C’est d’autant plus pertinent que la peinture se fait souvent au corps à corps et témoigne de la lutte que le peintre a livrée à son support, dont il ressort triomphant, avec une furieuse envie de danser ou, d’exprimer la joie, La joie de peindre. Tel est le titre de cette exposition. Or qui dit corps suppose chair, et la chair en peinture, c’est indéniablement la couleur, d’autant qu’elle est aussi matière. En la galerie de ce village voué au jazz, et donc quelque peu à la danse et aux corps mouvants, Alain Clément proposera également des gravures (notamment des aquatintes), de dimensions plus modestes et plus intimistes. Des gouaches sur papier aussi, plus fragiles, plus émouvantes, et plus accessibles aux éventuels acquéreurs.

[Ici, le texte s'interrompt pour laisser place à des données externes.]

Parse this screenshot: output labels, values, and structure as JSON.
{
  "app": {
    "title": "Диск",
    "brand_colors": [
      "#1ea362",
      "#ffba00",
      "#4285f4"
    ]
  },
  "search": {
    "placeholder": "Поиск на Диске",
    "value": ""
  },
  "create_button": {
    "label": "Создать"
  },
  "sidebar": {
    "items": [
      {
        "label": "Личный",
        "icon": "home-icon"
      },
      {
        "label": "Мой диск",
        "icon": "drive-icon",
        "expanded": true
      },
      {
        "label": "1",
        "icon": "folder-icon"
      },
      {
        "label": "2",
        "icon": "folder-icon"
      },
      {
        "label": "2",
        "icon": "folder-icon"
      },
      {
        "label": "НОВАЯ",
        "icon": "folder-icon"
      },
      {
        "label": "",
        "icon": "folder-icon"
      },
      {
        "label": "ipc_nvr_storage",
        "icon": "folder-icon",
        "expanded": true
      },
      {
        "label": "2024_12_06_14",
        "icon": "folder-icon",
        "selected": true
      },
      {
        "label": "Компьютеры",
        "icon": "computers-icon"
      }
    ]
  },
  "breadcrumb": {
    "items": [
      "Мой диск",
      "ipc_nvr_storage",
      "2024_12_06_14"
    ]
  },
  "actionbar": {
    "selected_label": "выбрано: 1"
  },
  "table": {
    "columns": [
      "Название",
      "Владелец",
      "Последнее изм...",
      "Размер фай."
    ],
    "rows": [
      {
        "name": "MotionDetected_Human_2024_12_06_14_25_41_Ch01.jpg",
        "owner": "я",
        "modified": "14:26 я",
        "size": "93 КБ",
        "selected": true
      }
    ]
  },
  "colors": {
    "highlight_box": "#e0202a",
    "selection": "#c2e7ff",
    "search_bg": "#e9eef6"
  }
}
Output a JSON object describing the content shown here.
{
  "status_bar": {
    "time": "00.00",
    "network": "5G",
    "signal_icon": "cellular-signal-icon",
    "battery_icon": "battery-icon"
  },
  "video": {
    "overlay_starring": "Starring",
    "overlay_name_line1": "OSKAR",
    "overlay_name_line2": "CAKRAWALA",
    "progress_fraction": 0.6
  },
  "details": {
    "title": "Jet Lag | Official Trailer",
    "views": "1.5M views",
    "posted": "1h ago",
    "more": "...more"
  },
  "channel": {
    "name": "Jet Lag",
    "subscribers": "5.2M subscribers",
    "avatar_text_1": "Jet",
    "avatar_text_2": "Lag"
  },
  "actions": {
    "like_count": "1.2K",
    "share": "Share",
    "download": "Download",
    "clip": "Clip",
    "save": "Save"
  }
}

On y verra enfin une partie de son travail de sculpture, lequel occupe une place non négligeable depuis des années dans sa production. Certaines formes colorées semblent en effet s’être émancipées de ses peintures pour se figer dans l’espace, dans leur enveloppe de métal coloré. Elles mettront du mouvement dans cette galerie spacieuse qui ranime les pierres en briques de terre cuite de ce bâtiment du XIIIe siècle qui fermera ses portes, temporairement, en même temps que le festival de jazz, le 5 août.